Tatsächlich stimmte in einer Befragung im Dezember 2019 ein Großteil der Bewohner der Halbinsel Yucatán dem Zugprojekt zu. Ebenso in den Gemeinden Tenabo, Campeche und Palenque im Bundesstaat Chiapas. Einige indigene Gruppierungen und die Zapatistische Armee der Nationalen Befreiung (EZLN) kritisierten jedoch die "improvisierte Konsultation”, welche die von Mexiko ratifizierte ILO-Konvention 169 über indigene Rechte verletze. Sie verurteilten die Befragung als "Simulation", die sich über die Versprechen von Regierungsprogrammen im Schnellverfahren die Zustimmung der Gemeindevertreter erkauft habe (amerika21 berichtete).

Die "Múuch' Xíinbal" erklärte nun, die neue Regierungsanweisung sei der Versuch, "einen Ausnahmezustand gegen unsere indigenen Rechte" einzuführen. Sie warf den Regierungsmitgliedern vor, "Rassisten und Förderer von Gewalt gegen die indigene Bevölkerung" zu sein. Die Verfügung müsse aufgehoben werden, sie sei eine Bedrohung für die indigenen Völker, da ihnen das Recht auf Konsultation und auf eine gesunde Umwelt verweigert werde.

Auch einige Nichtregierungsorganisationen und weitere Indigenenverbände haben sich ablehnend geäußert. In einem gemeinsamen Kommuniqué heißt es, die Regierung verstoße "gegen das Recht auf Land und Territorium der Völker und das Recht auf Eigentum an Agrarparzellen (…), Rechte, die durch die Verfassung und internationale Verträge, zu denen sich der mexikanische Staat verpflichtet hat, geschützt und garantiert sind".

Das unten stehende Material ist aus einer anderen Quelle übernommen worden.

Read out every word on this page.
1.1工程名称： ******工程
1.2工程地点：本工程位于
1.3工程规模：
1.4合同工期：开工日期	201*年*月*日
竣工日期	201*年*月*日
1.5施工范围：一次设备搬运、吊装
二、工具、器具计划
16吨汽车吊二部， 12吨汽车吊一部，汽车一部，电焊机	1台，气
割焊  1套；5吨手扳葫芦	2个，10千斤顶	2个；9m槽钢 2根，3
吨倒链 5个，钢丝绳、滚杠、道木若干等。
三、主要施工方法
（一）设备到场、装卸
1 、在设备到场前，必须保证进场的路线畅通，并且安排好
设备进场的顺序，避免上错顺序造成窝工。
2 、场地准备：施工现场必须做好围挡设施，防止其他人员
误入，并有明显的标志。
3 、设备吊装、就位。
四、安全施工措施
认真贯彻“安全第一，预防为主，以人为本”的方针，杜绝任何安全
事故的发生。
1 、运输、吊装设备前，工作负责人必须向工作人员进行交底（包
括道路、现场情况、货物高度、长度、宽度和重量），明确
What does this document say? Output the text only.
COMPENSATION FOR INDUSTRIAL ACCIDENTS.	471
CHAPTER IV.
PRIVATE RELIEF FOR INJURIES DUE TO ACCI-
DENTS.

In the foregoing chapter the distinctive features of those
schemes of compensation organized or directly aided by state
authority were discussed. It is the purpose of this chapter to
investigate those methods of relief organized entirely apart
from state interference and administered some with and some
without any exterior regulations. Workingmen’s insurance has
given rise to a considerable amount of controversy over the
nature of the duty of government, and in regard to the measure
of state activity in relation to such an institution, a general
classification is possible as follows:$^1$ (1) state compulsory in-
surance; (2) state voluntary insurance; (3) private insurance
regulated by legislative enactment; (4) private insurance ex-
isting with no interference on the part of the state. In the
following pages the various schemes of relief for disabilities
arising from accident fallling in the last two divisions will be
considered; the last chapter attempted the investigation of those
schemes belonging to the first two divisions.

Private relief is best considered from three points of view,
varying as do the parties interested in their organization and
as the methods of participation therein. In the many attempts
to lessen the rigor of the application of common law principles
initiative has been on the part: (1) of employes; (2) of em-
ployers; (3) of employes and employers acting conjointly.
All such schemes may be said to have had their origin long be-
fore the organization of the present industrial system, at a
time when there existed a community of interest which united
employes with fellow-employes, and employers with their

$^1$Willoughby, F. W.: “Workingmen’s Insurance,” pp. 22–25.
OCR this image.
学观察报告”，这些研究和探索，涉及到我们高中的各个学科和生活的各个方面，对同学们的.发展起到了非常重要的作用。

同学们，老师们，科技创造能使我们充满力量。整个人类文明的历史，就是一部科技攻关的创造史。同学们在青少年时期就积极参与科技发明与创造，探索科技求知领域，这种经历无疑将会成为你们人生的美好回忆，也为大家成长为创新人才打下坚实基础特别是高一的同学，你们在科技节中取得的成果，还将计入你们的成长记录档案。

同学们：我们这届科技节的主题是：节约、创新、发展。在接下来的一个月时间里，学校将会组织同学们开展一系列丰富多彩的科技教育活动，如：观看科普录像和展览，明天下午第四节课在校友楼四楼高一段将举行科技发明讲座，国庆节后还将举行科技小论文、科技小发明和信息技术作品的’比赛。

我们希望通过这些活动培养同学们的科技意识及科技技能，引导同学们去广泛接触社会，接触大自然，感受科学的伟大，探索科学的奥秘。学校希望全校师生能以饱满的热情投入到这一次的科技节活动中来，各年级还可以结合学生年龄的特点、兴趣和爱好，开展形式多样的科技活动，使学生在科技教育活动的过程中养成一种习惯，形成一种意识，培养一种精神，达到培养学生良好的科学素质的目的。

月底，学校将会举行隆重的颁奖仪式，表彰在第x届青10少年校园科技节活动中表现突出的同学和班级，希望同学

Ein weiterer Kritikpunkt ‒ neben mangelnder Transparenz ‒ ist, dass die Regierung Auflagen abschaffe, zu denen sich der Staat verpflichtet habe, bevor er eine Genehmigung für Megaprojekte erteilt, wie etwa "die Durchführung von Verfahren zur freien, vorherigen und informierten Konsultation und Zustimmung oder die Durchführung vorheriger Sozial-, Umwelt- und Rechtsfolgenabschätzungen". Die Unterzeichner fordern die Nationale Menschenrechtskommission und das Parlament auf, rechtlich gegen das Abkommen vorzugehen.

Unterdessen hat das Nationale Institut für Transparenz, Zugang zu Informationen und Schutz personenbezogener Daten (INAI) erklärt, dass es die Regierungsanweisung untersucht und, falls nötig, "rechtliche Möglichkeiten" dagegen prüfen werde.